Gradual reduction of the Health Services Fund contribution rate for small and medium employers in the service and construction sectors
- Eligible employers with a total payroll of $1 million or less will see their contribution rate gradually decrease, from 2.7% to 2.25%:
- 2.55% on January 1, 2017
- 2.40% on January 1, 2018
- 2.25% on January 1, 2019
- When fully implemented, eligible employers with a payroll greater than $1 million, but less than $5 million, will be subject to contribution rates from 2.25% to 4.26%.
Personal Health Contribution to be Eliminated Over Three Years
- Budget 2015-2016 announced the gradual elimination of the personal health contribution, beginning January 1, 2017.
- As of 2017, all individuals whose net income does not exceed $42,235 will be exempted from paying a health contribution.
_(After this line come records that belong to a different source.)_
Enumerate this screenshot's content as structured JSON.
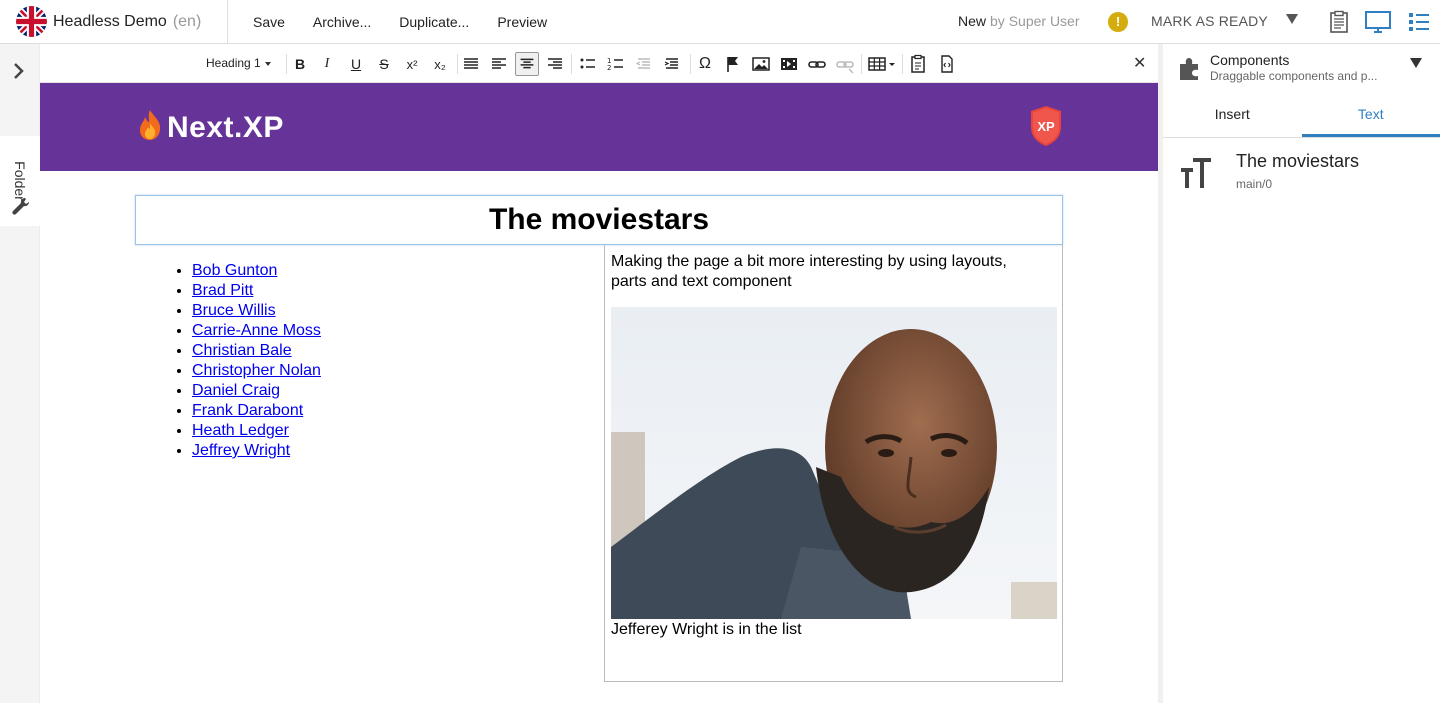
{
  "app": {
    "site_name": "Headless Demo",
    "language": "(en)"
  },
  "actions": [
    "Save",
    "Archive...",
    "Duplicate...",
    "Preview"
  ],
  "status": {
    "state": "New",
    "by": "by Super User",
    "warning": "!",
    "mark_ready": "MARK AS READY"
  },
  "leftrail": {
    "folder_label": "Folder"
  },
  "toolbar": {
    "format": "Heading 1"
  },
  "site": {
    "logo_text": "Next.XP",
    "badge": "XP"
  },
  "content": {
    "heading": "The moviestars",
    "people": [
      "Bob Gunton",
      "Brad Pitt",
      "Bruce Willis",
      "Carrie-Anne Moss",
      "Christian Bale",
      "Christopher Nolan",
      "Daniel Craig",
      "Frank Darabont",
      "Heath Ledger",
      "Jeffrey Wright"
    ],
    "intro": "Making the page a bit more interesting by using layouts, parts and text component",
    "caption": "Jefferey Wright is in the list"
  },
  "panel": {
    "title": "Components",
    "subtitle": "Draggable components and p...",
    "tabs": [
      "Insert",
      "Text"
    ],
    "active_tab": "Text",
    "item_title": "The moviestars",
    "item_path": "main/0"
  },
  "colors": {
    "header_purple": "#663399",
    "accent_blue": "#2f7fc1",
    "link_blue": "#0000ee",
    "warning_yellow": "#d4ac0d"
  }
}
Individuals with a net income of greater than $42,235 and less than $137,250 will see their maximum contribution reduced by $200, to $125 in 2017 and to $80 in 2018. Individuals with a net income over $137,250 will see their maximum contribution reduced by $1,000, to $800 in 2017 and $600 in 2018.
- As of the 2019 tax year, the health contribution will be abolished for all Quebecers.
Saskatchewan - March 18, 2015
No Impact on Payroll
The 2015/2016 Saskatchewan Budget included no changes to provincial tax rates or other areas that will impact payroll.
Yukon – April 2, 2015
Changes to Personal Income Tax Rates
- The Budget included changes to existing territorial personal income tax rates, an additional tax rate on income over $500,000, and the elimination of the five per cent surtax on territorial taxes payable over $6,000.